Dear Sunset Serenader,  This weekend, I finished a very short, very moving book: THE ONLY STORY by Julian Barnes.  When the story opens, Paul is a nineteen year-old British undergraduate spending the  summer of 1963 with his parents in their London suburb home.   To keep him amused and “out of trouble” his mother gifts him a membership in a local tennis club.  There he meets Susan Macleod- a forty-nine year old married woman with two grown daughters.   Susan and Paul fall in love and their story becomes for Paul  “the only story”- the story that is central to his identity.  The novel traces Paul’s feeling over a fifty year period as he questions the depth of friendship, of passion, of love.  We suspect from the beginning that love will not conquer all, but along the way we meet characters that hint at its redemptive powers.
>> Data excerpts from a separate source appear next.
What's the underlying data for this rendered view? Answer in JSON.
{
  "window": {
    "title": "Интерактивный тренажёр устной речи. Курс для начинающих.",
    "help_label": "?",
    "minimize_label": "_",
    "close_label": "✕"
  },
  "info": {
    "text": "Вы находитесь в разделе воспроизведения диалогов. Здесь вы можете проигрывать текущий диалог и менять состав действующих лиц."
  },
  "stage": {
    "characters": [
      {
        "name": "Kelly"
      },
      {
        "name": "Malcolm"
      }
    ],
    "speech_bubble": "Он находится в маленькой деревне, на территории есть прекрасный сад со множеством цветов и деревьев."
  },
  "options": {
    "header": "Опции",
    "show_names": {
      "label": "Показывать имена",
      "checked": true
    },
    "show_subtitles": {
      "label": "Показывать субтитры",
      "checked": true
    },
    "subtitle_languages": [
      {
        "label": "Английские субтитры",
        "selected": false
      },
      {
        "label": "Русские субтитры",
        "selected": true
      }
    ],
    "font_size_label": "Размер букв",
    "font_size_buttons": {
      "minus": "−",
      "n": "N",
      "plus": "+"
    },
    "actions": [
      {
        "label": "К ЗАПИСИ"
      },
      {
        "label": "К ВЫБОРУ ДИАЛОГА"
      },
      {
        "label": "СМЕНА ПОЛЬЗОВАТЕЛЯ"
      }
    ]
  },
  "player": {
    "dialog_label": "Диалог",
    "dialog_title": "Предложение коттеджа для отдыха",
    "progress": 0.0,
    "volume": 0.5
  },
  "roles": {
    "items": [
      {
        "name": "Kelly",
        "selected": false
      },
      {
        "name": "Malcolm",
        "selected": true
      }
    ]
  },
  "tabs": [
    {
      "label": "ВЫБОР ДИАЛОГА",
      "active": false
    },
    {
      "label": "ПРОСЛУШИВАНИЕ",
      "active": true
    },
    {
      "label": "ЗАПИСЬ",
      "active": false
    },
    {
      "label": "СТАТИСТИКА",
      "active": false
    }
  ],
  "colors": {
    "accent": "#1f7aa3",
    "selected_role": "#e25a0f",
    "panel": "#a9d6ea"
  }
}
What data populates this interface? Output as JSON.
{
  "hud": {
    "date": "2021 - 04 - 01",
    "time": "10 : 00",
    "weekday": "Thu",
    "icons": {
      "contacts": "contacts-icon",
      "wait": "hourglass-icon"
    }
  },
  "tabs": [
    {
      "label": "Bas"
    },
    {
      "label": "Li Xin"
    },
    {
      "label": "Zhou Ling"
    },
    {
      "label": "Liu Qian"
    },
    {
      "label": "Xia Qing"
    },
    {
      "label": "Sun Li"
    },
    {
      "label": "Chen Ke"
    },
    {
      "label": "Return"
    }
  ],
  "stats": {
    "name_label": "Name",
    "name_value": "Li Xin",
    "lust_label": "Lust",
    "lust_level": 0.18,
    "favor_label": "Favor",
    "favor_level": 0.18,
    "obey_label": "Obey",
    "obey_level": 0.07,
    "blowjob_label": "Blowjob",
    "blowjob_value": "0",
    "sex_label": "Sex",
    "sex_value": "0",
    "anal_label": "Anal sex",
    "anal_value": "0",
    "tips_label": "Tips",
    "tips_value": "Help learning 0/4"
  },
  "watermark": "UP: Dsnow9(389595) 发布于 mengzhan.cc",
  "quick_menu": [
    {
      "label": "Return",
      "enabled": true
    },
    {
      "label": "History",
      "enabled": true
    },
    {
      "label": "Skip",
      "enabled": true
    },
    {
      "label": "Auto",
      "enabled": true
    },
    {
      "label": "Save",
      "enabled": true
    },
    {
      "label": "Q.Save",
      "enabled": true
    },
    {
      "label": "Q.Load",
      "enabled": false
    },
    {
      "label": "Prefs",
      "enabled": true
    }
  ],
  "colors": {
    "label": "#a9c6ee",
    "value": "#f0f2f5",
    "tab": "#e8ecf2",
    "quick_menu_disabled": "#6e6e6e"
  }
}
At the end, Paul leaves himself and the reader with the question: “Would you rather love the more, and suffer the more, or love the less and suffer the less?”  Highly recommended!

Monday, July 2, 2018


Dear Great Book Guru,  Fourth of July in Sea Cliff is one of my favorite times: it starts on the Eve at the Children’s Library.  First there is the decorating of bikes, trikes, strollers, and carriages followed by the iconic “Happy Birthday, USA” with songs and music for and by all ages.  On the Fourth itself there is the reading of the Declaration on the Village Green and a parade down Sea Cliff Avenue.  When all this is done, I would like to throw myself into a good book.  Any suggestions?   Fervent Fan of the Fourth
Dear Fervent Fan of the Fourth,   I just finished a fascinating book about one of America’s most hated historical figures: Benedict Arnold.  In Stephen Brumwell’s TURNCOAT, we learn that Arnold  was one of the bravest and most revered of Washington’s generals.  Historians have posited that he was overcome with greed while others suggest he had come to resent the recognition others were receiving.  The book traces his enthusiastic support of the ideals of the Revolution to his villainous betrayal of the cause.  Brumwell comes to the radical conclusion that Arnold was the ultimate patriot: he believed America’s best interests would be served by ending the war, halting the bloodshed,  and remaining part of the British Empire. To accomplish this, he was willing to sacrifice everything.  A very interesting and controversial look at a man who has come to define evil itself. Recommended!